# OPG Interior Kits



## Blue67 (Oct 25, 2009)

I am just wondering if anybody here has used one of the interior kits from Original Parts Group and what your experience was with them. I am about to order one for my 67 GTO but am worried about the quality.


----------



## grabber (Sep 23, 2009)

I will be ordering a complete interior for my 66 soon. Hopefully we can get a few responses about different aftermarket interior suppliers.


----------



## crustysack (Oct 5, 2008)

my brother purchased the complete interior kit for the 65 gto that I now own currently, although I have not installed it yet, it seems to be complete and of good quality- I did redo the seats with the foam and vinyl from OPGI and they came out great (I did sell the seats though- I decided to go with an 04 set of GTO seats)- the door panels look great.But after doing some research I think you can get the interior kit cheaper from the parts place with just as good quality


----------



## ppurfield001 (Jan 21, 2008)

crustysack said:


> my brother purchased the complete interior kit for the 65 gto that I now own currently, although I have not installed it yet, it seems to be complete and of good quality- I did redo the seats with the foam and vinyl from OPGI and they came out great (I did sell the seats though- I decided to go with an 04 set of GTO seats)- the door panels look great.But after doing some research I think you can get the interior kit cheaper from the parts place with just as good quality


:agreeI went with 2005 GTO seats in my 1967 GTO. Much more comfortable and safe. Hope yours are the same. Regards, Paul.


----------



## geeteeohguy (Feb 2, 2008)

I put in a Year One interior....in 1993. It still looks like new in my '67. Some of the new seat covers have really shallow pleats, and look two dimensional. They are not correct.

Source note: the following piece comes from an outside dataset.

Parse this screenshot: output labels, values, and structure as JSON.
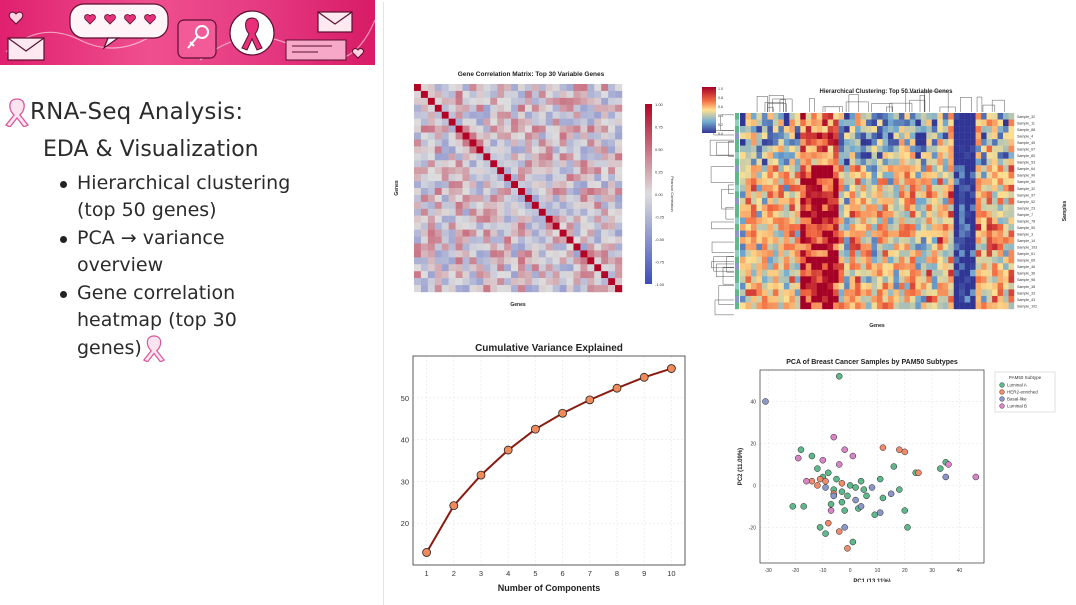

I've heard good things about Legendary interiors. the correct covers will have pronounced pleats, not just lines in the vinyl.


----------



## crustysack (Oct 5, 2008)

heres the seats I had redone- I think they looked really good- untill i sat in them- they were as good as they would ever get- but I could not stand having no adjustment in them so I decided on the 04's
Paul- did you just weld studs in after removing the rear brackets on the seat frames?? would like to see a close up pic of the rear of the seat frame attached to the body


----------